Sonolência excessiva, dificuldade em adormecer, pesadelos ou fadiga crónica são apenas alguns dos problemas já verificados em doentes que recuperaram da covid-19, e cujos sintomas se continuam a verificar vários meses após a infeção. Estes três problemas que elencámos, em conjunto com outros sinais, são algumas das causas para uma degradação da qualidade do sono nos últimos dois anos, e que estão presentes nos dados preliminares de um estudo a que a CNN Portugal teve acesso em exclusivo, e que analisa o sono dos portugueses depois da infeção.

O estudo, que tem a investigadora Cátia Reis como representante de Portugal, está a ser elaborado por especialistas de vários países, como Alemanha, Brasil, China, Estados Unidos ou França, que procuram encontrar uma relação entre problemas de sono e a infeção por covid-19. Para a investigadora que coordena o estudo do lado português, alguns dados preliminares apontam para uma clara relação da infeção com SARS-CoV-2 e uma degradação do sono. O estudo consolidado deve ser publicado dentro de um a dois meses com dados de vários países.

A investigação é desenvolvida pelo International COVID Sleep Study (ICOSS), um projeto que teve início em 2020, e que se dispõe a analisar os efeitos da pandemia no sono, tendo já publicado outros trabalhos, nomeadamente a relação dos confinamentos e da vida em pandemia com a qualidade de sono.

Quais os problemas identificados nos portugueses?

A investigadora Cátia Reis dá conta de uma clara prevalência de três problemas identificados nos portugueses: sonolência excessiva, insónia e fadiga crónica. Mas há outros problemas associados à infeção.

Em 700 questionários completos, 135 dizem respeito a pessoas entre os 18 e os 70 anos que tiveram covid-19 e, entretanto, recuperaram. Dessas, dois terços são mulheres, o que pode consistir num pequeno viés. De acordo com as respostas recolhidas entre 1 de junho e 14 de novembro de 2021, a esmagadora maioria das pessoas que responderam tiveram infeção ligeira, sendo que 23% não apresentou sintomas além da perda do olfato.

Analisando a persistência de sintomas um mês e seis meses após a infeção, fica claro que existe uma correlação entre a infeção por covid-19 e a qualidade do sono. Com efeito, 27,2% das pessoas continuavam a apresentar fadiga um mês depois, enquanto 17,7% apresentava sonolência diurna excessiva e 29,4% tinham dificuldades em adormecer. Este último sintoma talvez seja um dos mais notórios, uma vez que essa percentagem permanecia em 20,5% ao fim de três meses, o período a partir do qual se desenvolve insónia crónica. Na prática, 20 em cada 100 inquiridos desenvolveu insónia crónica depois de ter estado infetado.

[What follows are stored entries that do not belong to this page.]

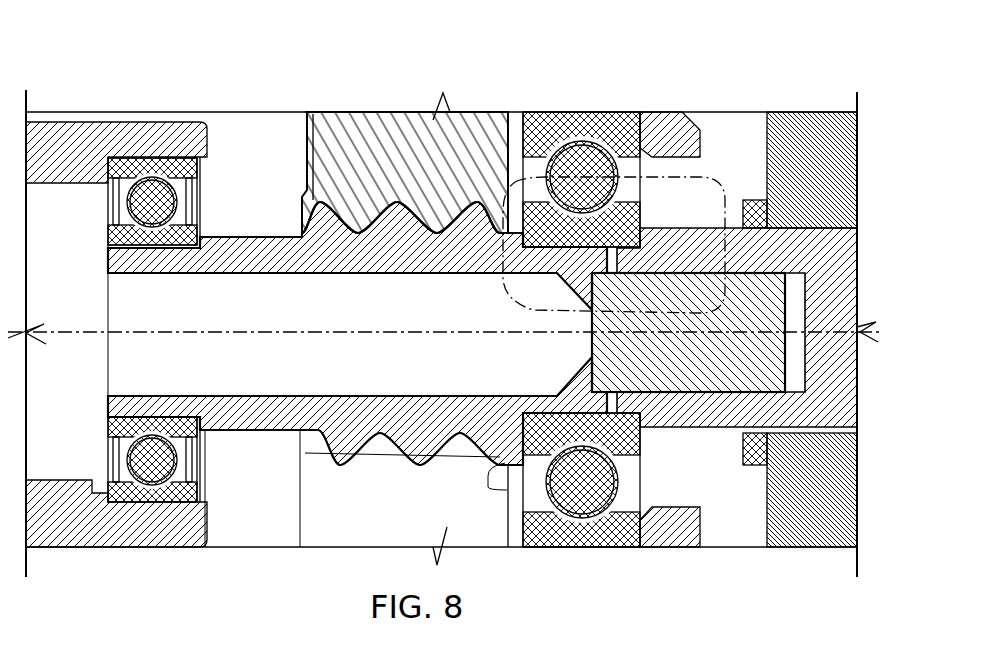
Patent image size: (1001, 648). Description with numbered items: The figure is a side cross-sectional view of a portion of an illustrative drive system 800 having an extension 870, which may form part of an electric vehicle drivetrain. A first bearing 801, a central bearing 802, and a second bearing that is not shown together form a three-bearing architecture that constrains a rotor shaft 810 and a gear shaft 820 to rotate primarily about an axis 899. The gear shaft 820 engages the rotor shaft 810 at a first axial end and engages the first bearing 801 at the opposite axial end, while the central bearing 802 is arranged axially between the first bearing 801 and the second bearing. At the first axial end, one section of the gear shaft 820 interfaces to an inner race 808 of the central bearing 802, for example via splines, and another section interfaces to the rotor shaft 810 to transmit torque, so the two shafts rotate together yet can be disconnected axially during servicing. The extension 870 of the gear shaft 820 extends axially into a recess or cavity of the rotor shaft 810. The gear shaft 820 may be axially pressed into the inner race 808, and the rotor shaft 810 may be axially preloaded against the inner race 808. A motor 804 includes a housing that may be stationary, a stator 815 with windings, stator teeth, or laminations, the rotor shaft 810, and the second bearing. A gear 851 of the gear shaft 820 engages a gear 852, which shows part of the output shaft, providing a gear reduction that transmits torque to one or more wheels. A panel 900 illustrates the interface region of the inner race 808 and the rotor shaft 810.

The drive system 800 is at (462, 42).
The first bearing 801 is at (152, 203).
The central bearing 802 is at (582, 177).
The motor 804 is at (818, 98).
The inner race 808 is at (633, 150).
The rotor shaft 810 is at (837, 267).
The stator 815 is at (837, 196).
The gear shaft 820 is at (268, 446).
The gear 851 is at (363, 262).
The gear 852 is at (372, 152).
The extension 870 is at (755, 364).
The axis 899 is at (82, 330).
The panel 900 is at (720, 186).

Menos frequente foi um sintoma interessante que tem impacto no sono: atuação dos sonhos, o que significa que as pessoas fazem fisicamente aquilo que estão a sonhar, o que pode indicar uma perda de atonia. Isto diz respeito a uma espécie de relaxamento muscular – essencial na fase do sono -, que pode ter influência no sono REM, com os pacientes a poderem desenvolver movimentos agressivos durante o sono, o que diminui a qualidade do mesmo, que se torna menos reparador. Este foi um efeito notado de forma muito leve, e Cátia Reis explica que são necessários mais dados para perceber a verdadeira correlação da infeção e da patologia. Em relação à alteração dos sonhos, ou seja, dos pesadelos, 7,2% dos inquiridos confessou que, mesmo após a recuperação, sonha com a possibilidade de ficar infetado ou de alguém próximo ficar infetado.

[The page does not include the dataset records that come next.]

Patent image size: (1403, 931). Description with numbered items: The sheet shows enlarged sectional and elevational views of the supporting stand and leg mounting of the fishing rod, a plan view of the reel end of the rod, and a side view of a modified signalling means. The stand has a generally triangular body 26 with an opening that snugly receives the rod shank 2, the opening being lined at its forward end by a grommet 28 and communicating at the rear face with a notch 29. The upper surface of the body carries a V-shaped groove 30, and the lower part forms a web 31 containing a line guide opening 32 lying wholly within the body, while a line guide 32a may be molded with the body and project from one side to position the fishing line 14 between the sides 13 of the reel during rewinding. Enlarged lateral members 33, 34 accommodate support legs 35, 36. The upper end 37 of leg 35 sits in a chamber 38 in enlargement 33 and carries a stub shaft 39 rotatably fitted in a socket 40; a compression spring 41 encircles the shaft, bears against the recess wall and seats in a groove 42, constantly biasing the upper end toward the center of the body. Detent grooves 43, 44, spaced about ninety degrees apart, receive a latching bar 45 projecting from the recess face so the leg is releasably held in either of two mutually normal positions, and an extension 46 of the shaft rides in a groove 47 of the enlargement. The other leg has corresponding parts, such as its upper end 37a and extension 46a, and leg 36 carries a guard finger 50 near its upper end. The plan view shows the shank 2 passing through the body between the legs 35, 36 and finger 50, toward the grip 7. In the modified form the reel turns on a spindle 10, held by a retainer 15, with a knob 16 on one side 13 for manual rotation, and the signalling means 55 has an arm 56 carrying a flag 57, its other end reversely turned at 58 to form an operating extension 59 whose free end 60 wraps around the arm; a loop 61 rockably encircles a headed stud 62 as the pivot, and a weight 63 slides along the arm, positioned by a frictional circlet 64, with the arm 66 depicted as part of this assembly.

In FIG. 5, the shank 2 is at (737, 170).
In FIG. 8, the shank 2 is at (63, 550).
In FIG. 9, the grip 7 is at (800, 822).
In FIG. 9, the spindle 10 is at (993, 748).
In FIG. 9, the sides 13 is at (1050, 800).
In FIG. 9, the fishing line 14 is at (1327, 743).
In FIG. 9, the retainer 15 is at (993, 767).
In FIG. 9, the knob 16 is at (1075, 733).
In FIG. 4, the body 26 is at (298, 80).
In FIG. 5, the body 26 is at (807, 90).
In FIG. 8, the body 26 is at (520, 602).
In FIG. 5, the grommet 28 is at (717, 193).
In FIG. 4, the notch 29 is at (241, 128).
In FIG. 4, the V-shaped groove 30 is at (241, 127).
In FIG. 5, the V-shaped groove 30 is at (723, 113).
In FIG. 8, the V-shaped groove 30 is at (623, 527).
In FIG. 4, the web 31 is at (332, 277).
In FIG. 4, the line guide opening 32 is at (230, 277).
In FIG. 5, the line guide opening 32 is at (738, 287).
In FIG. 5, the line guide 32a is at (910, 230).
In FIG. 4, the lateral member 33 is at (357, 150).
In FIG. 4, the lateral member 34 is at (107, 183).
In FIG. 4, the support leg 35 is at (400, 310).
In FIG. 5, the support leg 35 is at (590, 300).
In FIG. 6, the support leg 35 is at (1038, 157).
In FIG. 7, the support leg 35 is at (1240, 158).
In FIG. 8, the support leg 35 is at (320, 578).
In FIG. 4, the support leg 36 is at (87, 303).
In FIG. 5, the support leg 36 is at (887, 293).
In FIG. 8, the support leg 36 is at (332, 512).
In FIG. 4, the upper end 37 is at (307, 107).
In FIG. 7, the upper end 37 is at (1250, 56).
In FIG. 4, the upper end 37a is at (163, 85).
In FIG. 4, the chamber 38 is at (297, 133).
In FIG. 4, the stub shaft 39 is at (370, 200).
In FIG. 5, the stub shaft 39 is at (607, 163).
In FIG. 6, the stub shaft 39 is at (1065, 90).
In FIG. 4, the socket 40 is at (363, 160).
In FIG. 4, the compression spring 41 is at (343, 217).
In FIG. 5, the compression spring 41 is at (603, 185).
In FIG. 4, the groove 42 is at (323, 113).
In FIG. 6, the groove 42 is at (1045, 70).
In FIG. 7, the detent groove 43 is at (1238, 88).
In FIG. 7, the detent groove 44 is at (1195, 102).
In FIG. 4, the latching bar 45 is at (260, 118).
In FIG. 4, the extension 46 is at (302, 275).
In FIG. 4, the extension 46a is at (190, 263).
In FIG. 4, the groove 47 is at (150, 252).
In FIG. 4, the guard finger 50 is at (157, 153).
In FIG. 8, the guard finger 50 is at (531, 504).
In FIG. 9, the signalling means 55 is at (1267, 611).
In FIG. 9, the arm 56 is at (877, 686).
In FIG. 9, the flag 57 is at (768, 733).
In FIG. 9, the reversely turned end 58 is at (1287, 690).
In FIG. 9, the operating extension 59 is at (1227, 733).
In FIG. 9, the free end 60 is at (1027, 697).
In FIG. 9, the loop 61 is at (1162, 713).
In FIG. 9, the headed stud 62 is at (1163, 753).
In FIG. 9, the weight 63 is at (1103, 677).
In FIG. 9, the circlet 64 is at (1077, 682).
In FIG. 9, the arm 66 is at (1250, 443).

“Se não tivéssemos atonia passávamos a fazer o que estamos a sonhar. A perda de atonia no REM é muito complicada e pode associar-se a alterações significativas”, refere Teresa Paiva.

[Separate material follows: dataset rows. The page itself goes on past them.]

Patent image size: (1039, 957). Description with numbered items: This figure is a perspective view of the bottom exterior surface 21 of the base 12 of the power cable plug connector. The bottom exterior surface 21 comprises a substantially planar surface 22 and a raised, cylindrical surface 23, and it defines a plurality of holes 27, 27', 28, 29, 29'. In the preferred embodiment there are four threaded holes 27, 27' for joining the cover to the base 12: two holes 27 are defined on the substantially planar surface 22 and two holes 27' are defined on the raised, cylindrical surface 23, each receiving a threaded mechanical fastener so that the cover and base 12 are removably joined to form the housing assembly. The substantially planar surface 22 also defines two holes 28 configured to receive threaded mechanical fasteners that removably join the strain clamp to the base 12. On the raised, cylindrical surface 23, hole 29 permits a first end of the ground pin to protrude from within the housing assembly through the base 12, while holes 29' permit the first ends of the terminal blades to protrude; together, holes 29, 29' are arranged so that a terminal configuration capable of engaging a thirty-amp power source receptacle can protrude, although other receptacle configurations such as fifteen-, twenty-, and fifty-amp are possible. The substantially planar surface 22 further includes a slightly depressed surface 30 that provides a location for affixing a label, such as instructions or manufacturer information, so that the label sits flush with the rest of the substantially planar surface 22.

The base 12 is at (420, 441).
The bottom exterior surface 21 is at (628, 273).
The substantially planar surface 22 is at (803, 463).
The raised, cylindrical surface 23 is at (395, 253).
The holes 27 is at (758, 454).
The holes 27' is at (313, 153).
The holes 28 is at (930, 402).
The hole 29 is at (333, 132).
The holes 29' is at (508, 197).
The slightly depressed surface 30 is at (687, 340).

Foram ainda relatados outros sintomas como fraqueza muscular e distúrbios de atenção, hiperatividade ou problemas de memória. No fundo, dos mais simples aos mais graves, os problemas de sono na sequência da covid-19 podem durar muito tempo, havendo no estudo analisado relatos de sintomas que persistem para além de seis meses, alguns deles com o perigo de se tornarem crónicos, como o caso da fadiga e das insónias.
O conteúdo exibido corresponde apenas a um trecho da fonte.